Марлин отступает на шаг и выпрямляется. Дугальд торжествующе глядит на него, выпятив грудь.
— Ну что ж, — говорит колдун спокойным голосом, — будет тебе полив.
Он делает два хлопка ладонями, поднимает их к небу и произносит:
— Дождь пошёл из ниоткуда,
на земле повсюду грязь,
и у Дугальда простуда
так некстати началась.
Небо мгновенно затягивает тучами. Редкие капли быстро сменяются стеной дождя. Люди с визгом бегут под укрытие садовых деревьев. Я дёргаю Гилберта за рукав в сторону навеса, но тот стоит как болван с раскрытым ртом и не сдвигается с места.
— ААП-ЧХИ! — издаёт Дугальд удивительно мощный звук. Мне даже сперва было показалось, что это гром. Из земли выворачивается несколько колышков с подвязанными к ним помидорами.
— Ну вот и всё, — радуется колдун. — Проблема с поливом решена, свободных рук более чем достаточно, и четыре из них я могу забрать. Вместе с телами, разумеется.
— Но ливень! — произносит Дугальд в нос. — Он дазмоед зебдю! А-АП! А-А-АПЧХИ!

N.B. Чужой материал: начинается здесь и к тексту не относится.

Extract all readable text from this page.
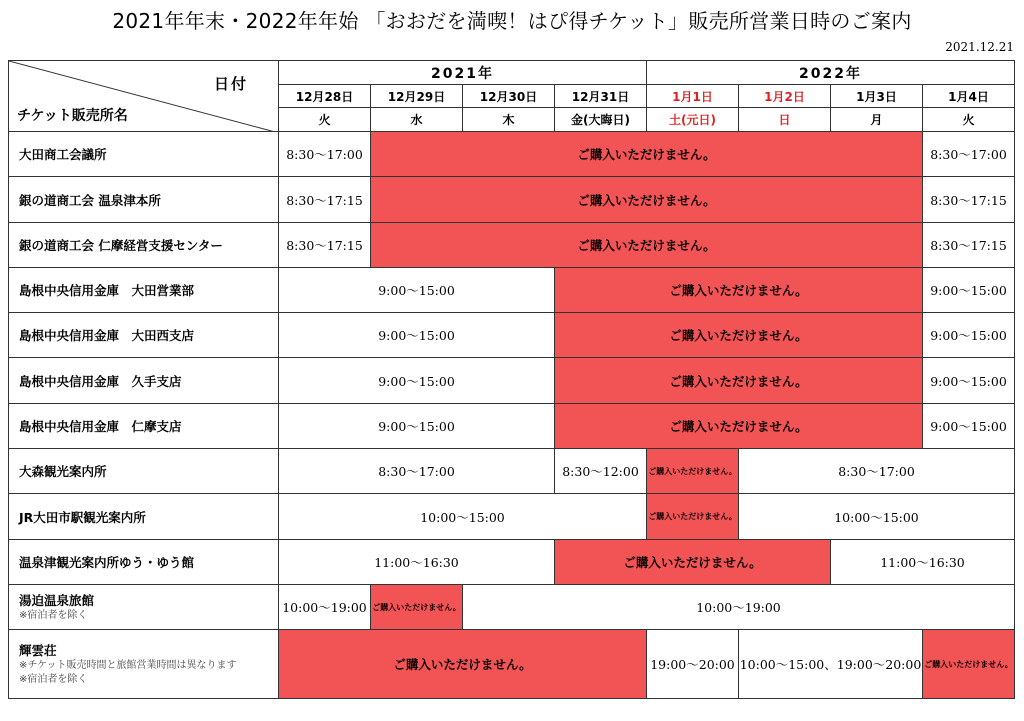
2021年年末・2022年年始 「おおだを満喫！はぴ得チケット」販売所営業日時のご案内
2021.12.21
日付
チケット販売所名	2021年				2022年			
	12月28日	12月29日	12月30日	12月31日	1月1日	1月2日	1月3日	1月4日
	火	水	木	金(大晦日)	土(元日)	日	月	火
大田商工会議所	8:30〜17:00	ご購入いただけません。						8:30〜17:00
銀の道商工会 温泉津本所	8:30〜17:15	ご購入いただけません。						8:30〜17:15
銀の道商工会 仁摩経営支援センター	8:30〜17:15	ご購入いただけません。						8:30〜17:15
島根中央信用金庫　大田営業部	9:00〜15:00			ご購入いただけません。				9:00〜15:00
島根中央信用金庫　大田西支店	9:00〜15:00			ご購入いただけません。				9:00〜15:00
島根中央信用金庫　久手支店	9:00〜15:00			ご購入いただけません。				9:00〜15:00
島根中央信用金庫　仁摩支店	9:00〜15:00			ご購入いただけません。				9:00〜15:00
大森観光案内所	8:30〜17:00			8:30〜12:00	ご購入いただけません。	8:30〜17:00		
JR大田市駅観光案内所	10:00〜15:00				ご購入いただけません。	10:00〜15:00		
温泉津観光案内所ゆう・ゆう館	11:00〜16:30			ご購入いただけません。			11:00〜16:30	
湯迫温泉旅館
※宿泊者を除く	10:00〜19:00	ご購入いただけません。	10:00〜19:00					
輝雲荘
※チケット販売時間と旅館営業時間は異なります
※宿泊者を除く	ご購入いただけません。				19:00〜20:00	10:00〜15:00、19:00〜20:00		ご購入いただけません。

— Не волнуйся, он скоро закончится.
— А боя пдостуда? А-А-ЧХА-А!
— Не бойся, я оставлю тебе Неро, он поможет.
— Только не это! — хором говорят Дугальд и Неро.
— А вас я попрошу пойти со мной, — оборачивается к нам Марлин, сияя улыбкой.

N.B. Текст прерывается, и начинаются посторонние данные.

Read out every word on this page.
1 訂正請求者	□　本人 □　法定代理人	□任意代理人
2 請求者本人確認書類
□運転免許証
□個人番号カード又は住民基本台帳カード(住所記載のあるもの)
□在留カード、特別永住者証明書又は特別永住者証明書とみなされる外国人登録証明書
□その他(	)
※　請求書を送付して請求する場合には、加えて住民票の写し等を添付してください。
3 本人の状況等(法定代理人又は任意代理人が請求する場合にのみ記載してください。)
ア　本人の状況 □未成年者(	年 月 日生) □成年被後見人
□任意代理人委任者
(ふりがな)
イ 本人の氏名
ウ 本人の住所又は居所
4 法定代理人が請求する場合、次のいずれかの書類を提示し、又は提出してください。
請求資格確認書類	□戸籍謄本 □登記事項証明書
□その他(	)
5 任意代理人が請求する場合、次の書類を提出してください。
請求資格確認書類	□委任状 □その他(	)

Мы не спорим. Точнее, я не спорю, поскольку являюсь разумным человеком, а Гилберт шепчет себе под нос что-то вроде: «Но так же нельзя! Разве можно так обращаться с заклинаниями?».
Впрочем, он тоже не протестует, и мы поднимаемся вверх по холму. Колдун ведёт нас, обнимая за плечи. Дождь тем временем слабеет.
— Так вот, — говорит Марлин, когда мы минуем птичий двор и оказываемся на невозделанной земле, густо заросшей травой. — Вы, ребята, устроили мне головную боль. Точнее, не вы, а Теодор, но из-за вас. Стоило ему услышать имена… как вы сказали, Брадан и Бартоломео? Вцепился он в меня клещами. Даже угрожал. Я-то его, конечно, давно уже не принимаю всерьёз, но сейчас он был как-то, гхм, необычно убедителен.
Колдун умолкает и хмурится, затем отпускает нас и чешет подбородок.
— Если Теодора беспокоила судьба друзей, почему он сам не пришёл поговорить с нами? — спрашивает Гилберт.
— Почему-почему! — сердится Марлин. — Потому, что он опасен и для самого себя, и для людей вокруг.